How I Curved Your Shot

Gary GlassGary Glass Registered Users Posts: 744 Major grins
edited June 19, 2007 in Finishing School
In response to:

http://digitalgrin.com/showpost.php?p=575236&postcount=10

The first thing I did was decide what I wanted to achieve. I wanted more detail in the white water, and more black in the rocks.

I dragged over the white water areas and watched where the pointer showed up on my curve line. You make detail by making the curve steeper. So I grabbed a point around the middle and pulled it up, making the white end of the line steeper.

This worked fine for the highlights, and also darkened the blacks, but darkened them too much. I grabbed a second point in the black half of the line and pulled it down, giving up dark-midrange detail for the sake of not completely plugging the shadows.

Now it was clear that the whites were not white enough. (Also note from the histogram that there's no white point.) So I pulled in the white end of the line. That gave me more brilliance. It also over-steepened my original line, so I used my previous two handles to get the slope back where I wanted it.

I sat back and studied what I had for a minute. It wasn't quite right.

One of the things that works about your photo is the contrast highlights and shadows and also the contrasting motion and stillness. The still pools, especially on the right, had greyed out to the point where they were lifeless. I didn't have anything clear in mind on how to fix that, so I just grabbed my handles and started experimenting. A made a few small adjustments (and I mean small -- curves are touchy) to the handles I already had, and found the best compromise between plugging the blacks without losing the detail on the sea moss, and not flattening out the midlevels so much that they looked like mud.

Then I converted for smart sharpening and did a smart sharpen, played with settings and settled on amount 100%, radius 0.5. That gave me better detail over all, but especially in the rocks. Then I went back to my curves and tweaked them again, in light of the sharpening.

Comments

  • dups41dups41 Registered Users Posts: 83 Big grins
    edited June 18, 2007
    Thanks a lot for the explanation Gary, I really appreciate the time you have taken to describe your processing. beer.gif

    Ok, I have found a problem with my original inversion of the negative so here is take 2...

    I have pieced together a calibration process to give linear output that I was hoping would reduce the need for major image manipulation after scanning. For the specific film, EI and processing, I have used a step wedge to generate a curve that inverts the scanned negative and gives linear output from -3 to +3 stops. The values outside of the seven stop range are compressed. I expected this would give a good starting point that would require a minimum of additional post processing.

    For Ilford HP5 shot at EI 200, developed for 7:00 in HC-110 at 20C, and scanned raw on my Epson V700 this is the resulting inversion curve. This curve matches the scan of the wedge photo negative to an ideal seven stop step wedge created in photoshop.

    164377046-L.jpg

    A problem I introduced, however, was to meter the shadows at -2 stops, and then linearize -3 to +3 stops from the scan. This resulted in the shadows being too bright and the highlights compressed. The image on the negative was well within the linear range of the film but my inversion was adding an unintentional 1 stop offset and losing highlight detail due to the tonal compression.

    Gary's curves magic restored the lost contrast in the highlights. My curving abilities, though, are far below this level and I had hoped that an accurate inversion of the negative would reduce the need for such drastic surgery. Also, the tonal detail that was lost in compression can probably not be completely recovered. After taking into account the 1 stop difference between metering and inverting the result looked much better to me than the previous conversion. This is how it looked with the only additional processing being a white point adjustment:

    164364573-O.jpg

    Now I could use a minor curve to get some extra contrast in the reflection bottom left and give some additional range to the highlights.

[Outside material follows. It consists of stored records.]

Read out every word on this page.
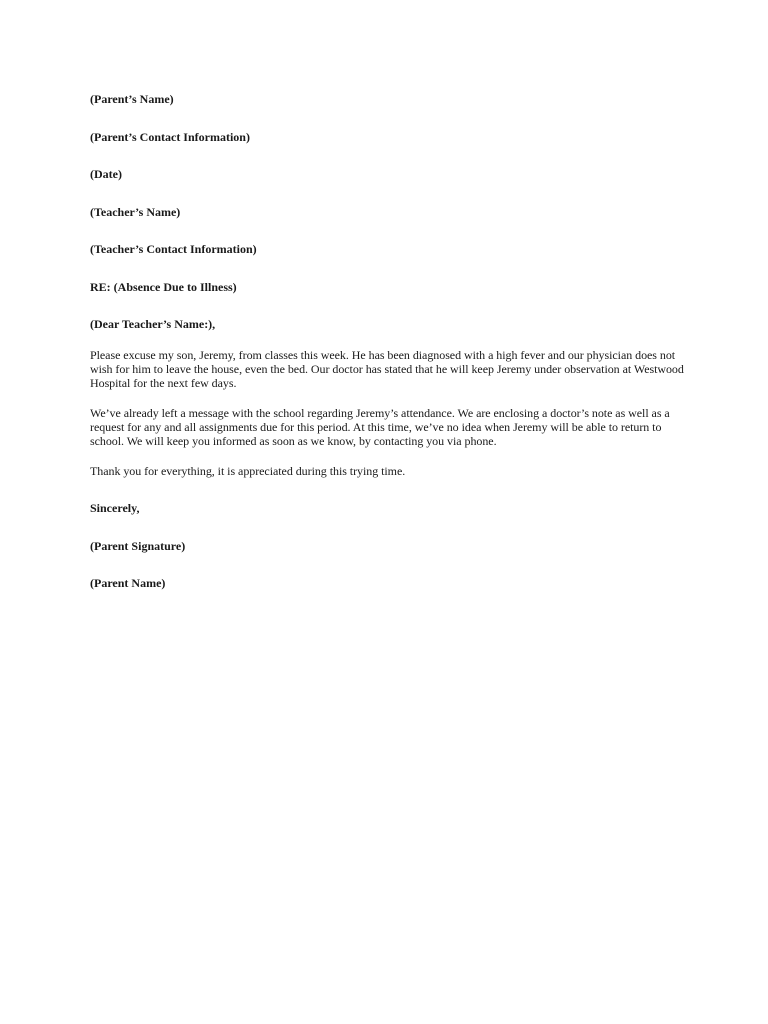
(Parent’s Name)

(Parent’s Contact Information)

(Date)

(Teacher’s Name)

(Teacher’s Contact Information)

RE: (Absence Due to Illness)

(Dear Teacher’s Name:),

Please excuse my son, Jeremy, from classes this week. He has been diagnosed with a high fever and our physician does not wish for him to leave the house, even the bed. Our doctor has stated that he will keep Jeremy under observation at Westwood Hospital for the next few days.

We’ve already left a message with the school regarding Jeremy’s attendance. We are enclosing a doctor’s note as well as a request for any and all assignments due for this period. At this time, we’ve no idea when Jeremy will be able to return to school. We will keep you informed as soon as we know, by contacting you via phone.

Thank you for everything, it is appreciated during this trying time.

Sincerely,

(Parent Signature)

(Parent Name)
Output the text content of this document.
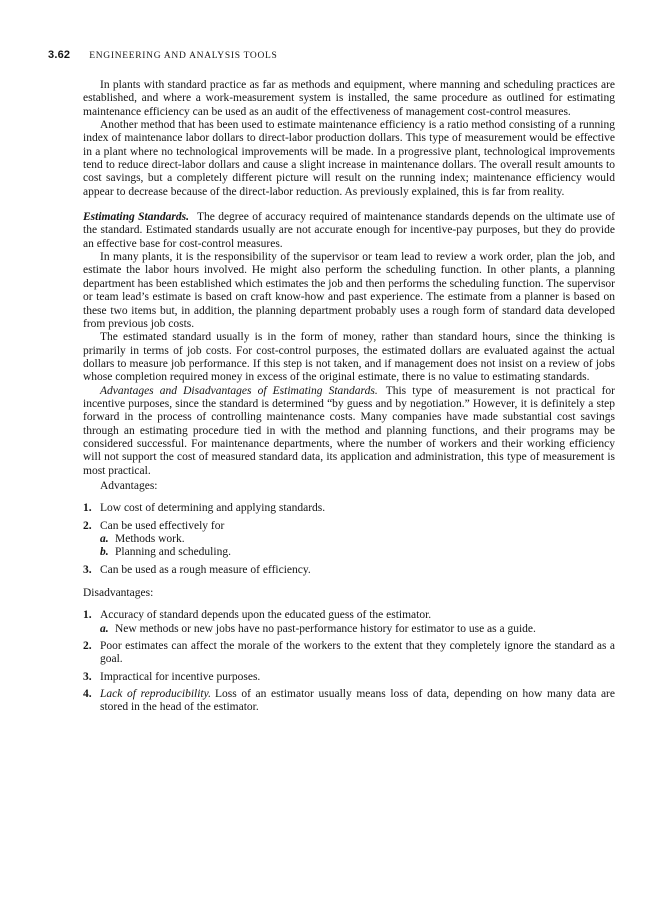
3.62 ENGINEERING AND ANALYSIS TOOLS

In plants with standard practice as far as methods and equipment, where manning and scheduling practices are established, and where a work-measurement system is installed, the same procedure as outlined for estimating maintenance efficiency can be used as an audit of the effectiveness of management cost-control measures.

Another method that has been used to estimate maintenance efficiency is a ratio method consisting of a running index of maintenance labor dollars to direct-labor production dollars. This type of measurement would be effective in a plant where no technological improvements will be made. In a progressive plant, technological improvements tend to reduce direct-labor dollars and cause a slight increase in maintenance dollars. The overall result amounts to cost savings, but a completely different picture will result on the running index; maintenance efficiency would appear to decrease because of the direct-labor reduction. As previously explained, this is far from reality.

Estimating Standards. The degree of accuracy required of maintenance standards depends on the ultimate use of the standard. Estimated standards usually are not accurate enough for incentive-pay purposes, but they do provide an effective base for cost-control measures.

In many plants, it is the responsibility of the supervisor or team lead to review a work order, plan the job, and estimate the labor hours involved. He might also perform the scheduling function. In other plants, a planning department has been established which estimates the job and then performs the scheduling function. The supervisor or team lead’s estimate is based on craft know-how and past experience. The estimate from a planner is based on these two items but, in addition, the planning department probably uses a rough form of standard data developed from previous job costs.

The estimated standard usually is in the form of money, rather than standard hours, since the thinking is primarily in terms of job costs. For cost-control purposes, the estimated dollars are evaluated against the actual dollars to measure job performance. If this step is not taken, and if management does not insist on a review of jobs whose completion required money in excess of the original estimate, there is no value to estimating standards.

Advantages and Disadvantages of Estimating Standards. This type of measurement is not practical for incentive purposes, since the standard is determined “by guess and by negotiation.” However, it is definitely a step forward in the process of controlling maintenance costs. Many companies have made substantial cost savings through an estimating procedure tied in with the method and planning functions, and their programs may be considered successful. For maintenance departments, where the number of workers and their working efficiency will not support the cost of measured standard data, its application and administration, this type of measurement is most practical.

Advantages:

1. Low cost of determining and applying standards.
2. Can be used effectively for
a. Methods work.
b. Planning and scheduling.
3. Can be used as a rough measure of efficiency.

Disadvantages:

1. Accuracy of standard depends upon the educated guess of the estimator.
a. New methods or new jobs have no past-performance history for estimator to use as a guide.
2. Poor estimates can affect the morale of the workers to the extent that they completely ignore the standard as a goal.
3. Impractical for incentive purposes.
4. Lack of reproducibility. Loss of an estimator usually means loss of data, depending on how many data are stored in the head of the estimator.
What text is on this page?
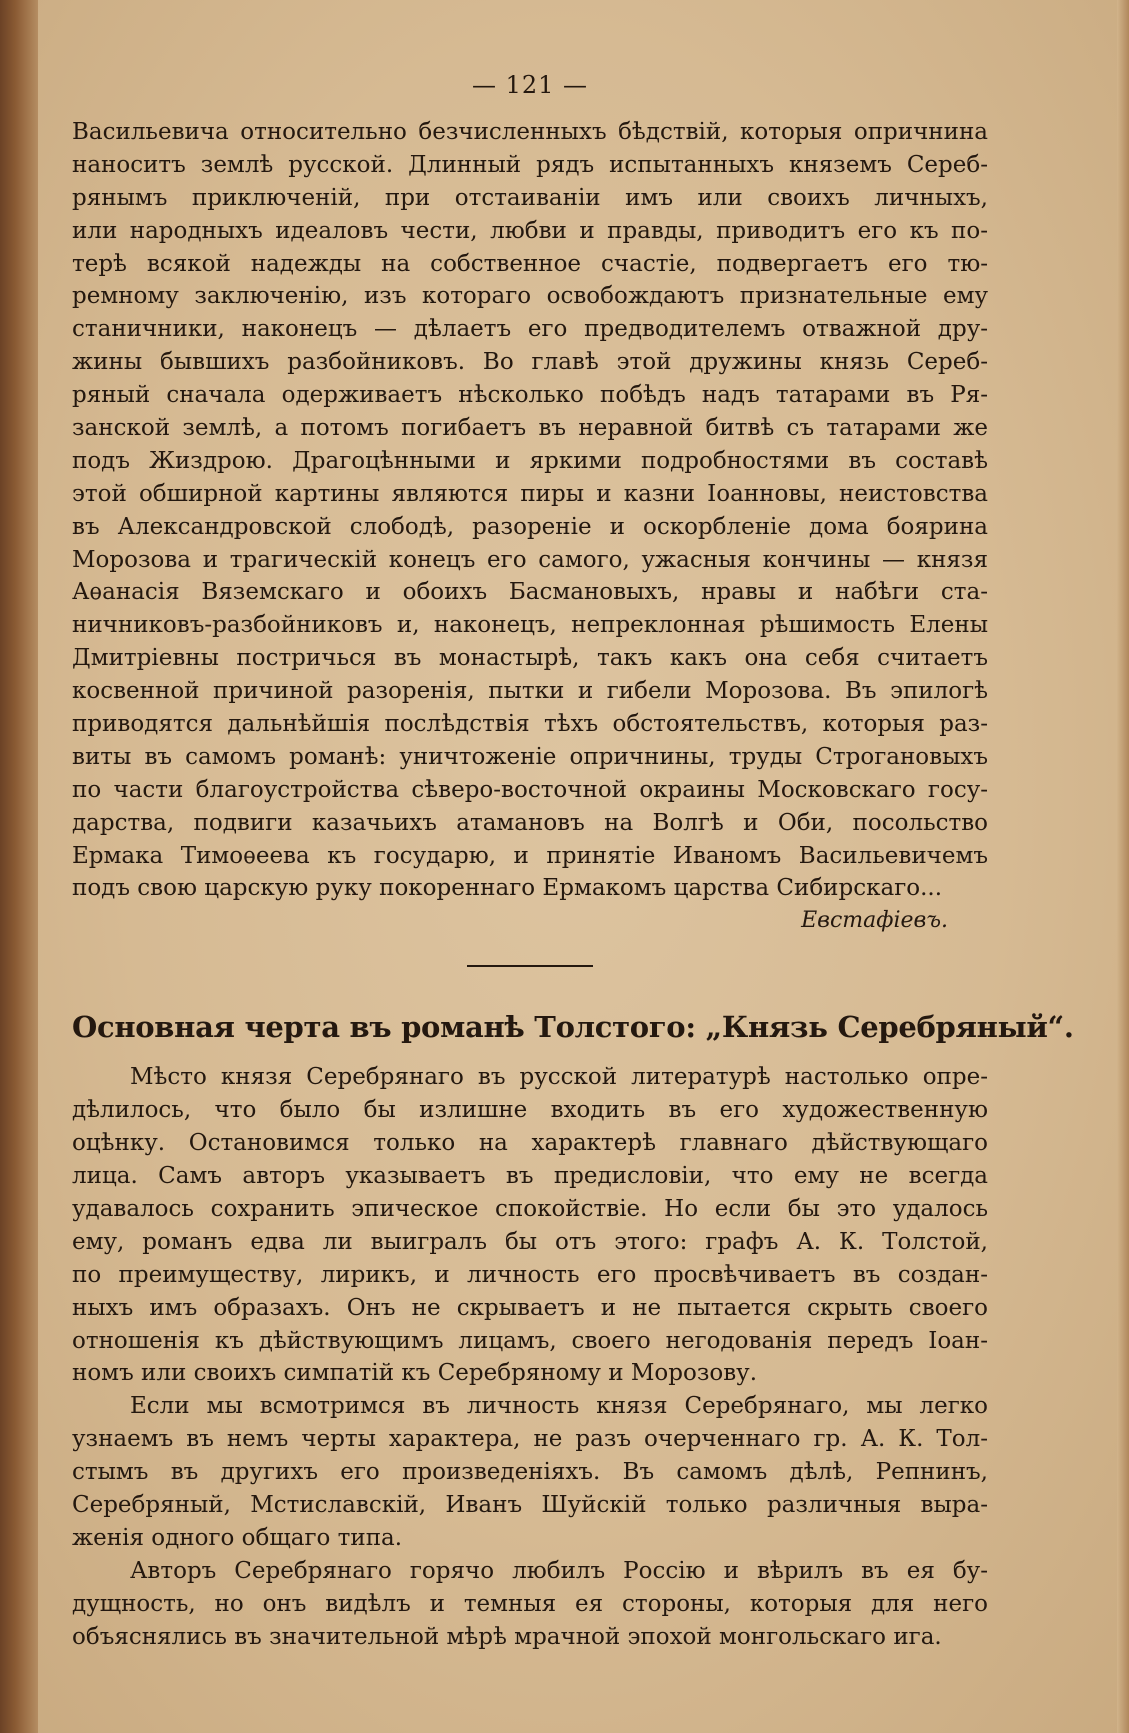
— 121 —
Васильевича относительно безчисленныхъ бѣдствій, которыя опричнина
наноситъ землѣ русской. Длинный рядъ испытанныхъ княземъ Сереб-
рянымъ приключеній, при отстаиваніи имъ или своихъ личныхъ,
или народныхъ идеаловъ чести, любви и правды, приводитъ его къ по-
терѣ всякой надежды на собственное счастіе, подвергаетъ его тю-
ремному заключенію, изъ котораго освобождаютъ признательные ему
станичники, наконецъ — дѣлаетъ его предводителемъ отважной дру-
жины бывшихъ разбойниковъ. Во главѣ этой дружины князь Сереб-
ряный сначала одерживаетъ нѣсколько побѣдъ надъ татарами въ Ря-
занской землѣ, а потомъ погибаетъ въ неравной битвѣ съ татарами же
подъ Жиздрою. Драгоцѣнными и яркими подробностями въ составѣ
этой обширной картины являются пиры и казни Іоанновы, неистовства
въ Александровской слободѣ, разореніе и оскорбленіе дома боярина
Морозова и трагическій конецъ его самого, ужасныя кончины — князя
Аѳанасія Вяземскаго и обоихъ Басмановыхъ, нравы и набѣги ста-
ничниковъ-разбойниковъ и, наконецъ, непреклонная рѣшимость Елены
Дмитріевны постричься въ монастырѣ, такъ какъ она себя считаетъ
косвенной причиной разоренія, пытки и гибели Морозова. Въ эпилогѣ
приводятся дальнѣйшія послѣдствія тѣхъ обстоятельствъ, которыя раз-
виты въ самомъ романѣ: уничтоженіе опричнины, труды Строгановыхъ
по части благоустройства сѣверо-восточной окраины Московскаго госу-
дарства, подвиги казачьихъ атамановъ на Волгѣ и Оби, посольство
Ермака Тимоѳеева къ государю, и принятіе Иваномъ Васильевичемъ
подъ свою царскую руку покореннаго Ермакомъ царства Сибирскаго...
Евстафіевъ.
Основная черта въ романѣ Толстого: „Князь Серебряный“.
Мѣсто князя Серебрянаго въ русской литературѣ настолько опре-
дѣлилось, что было бы излишне входить въ его художественную
оцѣнку. Остановимся только на характерѣ главнаго дѣйствующаго
лица. Самъ авторъ указываетъ въ предисловіи, что ему не всегда
удавалось сохранить эпическое спокойствіе. Но если бы это удалось
ему, романъ едва ли выигралъ бы отъ этого: графъ А. К. Толстой,
по преимуществу, лирикъ, и личность его просвѣчиваетъ въ создан-
ныхъ имъ образахъ. Онъ не скрываетъ и не пытается скрыть своего
отношенія къ дѣйствующимъ лицамъ, своего негодованія передъ Іоан-
номъ или своихъ симпатій къ Серебряному и Морозову.
Если мы всмотримся въ личность князя Серебрянаго, мы легко
узнаемъ въ немъ черты характера, не разъ очерченнаго гр. А. К. Тол-
стымъ въ другихъ его произведеніяхъ. Въ самомъ дѣлѣ, Репнинъ,
Серебряный, Мстиславскій, Иванъ Шуйскій только различныя выра-
женія одного общаго типа.
Авторъ Серебрянаго горячо любилъ Россію и вѣрилъ въ ея бу-
дущность, но онъ видѣлъ и темныя ея стороны, которыя для него
объяснялись въ значительной мѣрѣ мрачной эпохой монгольскаго ига.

While I have difficulty coming up with complex curves like the one that Gary put together above, the smaller adjustments seem more manageable for me. This is the additional curve:

    164364603-L.jpg

    And here is the net effect. Sure, the midtones look flat, but that is how they looked in the original scene - early morning and very overcast giving flat lighting.

    164364528-O.jpg


    This is not too far from the original version I posted in the whipping post, but the amount of post processing was greatly reduced. I had hacked away at the whipping post image for a long time to try and get a look I was pleased with. To me the version above has much improved highlight detail and darker shadows - problem areas in the original that were pointed out in the whipping post thread (link) and the post above. Here is a link to a larger version that has also had some sharpening applied.

    So what do you think? Am I going backwards here?
  • Gary GlassGary Glass Registered Users Posts: 744 Major grins
    edited June 19, 2007
    I think you're definitely headed in the right direction. It's a challenging shot. In your final version I think you've got the midtones and shadows in pretty good shape. I still think the highlights at top could use more range, but that's just me. I also would have sharpened it more than you did, but that partly depends on the size at which you expect to display it, among other factors.

    By the way, there is on dgrin somewhere a nice tutorial on using curves.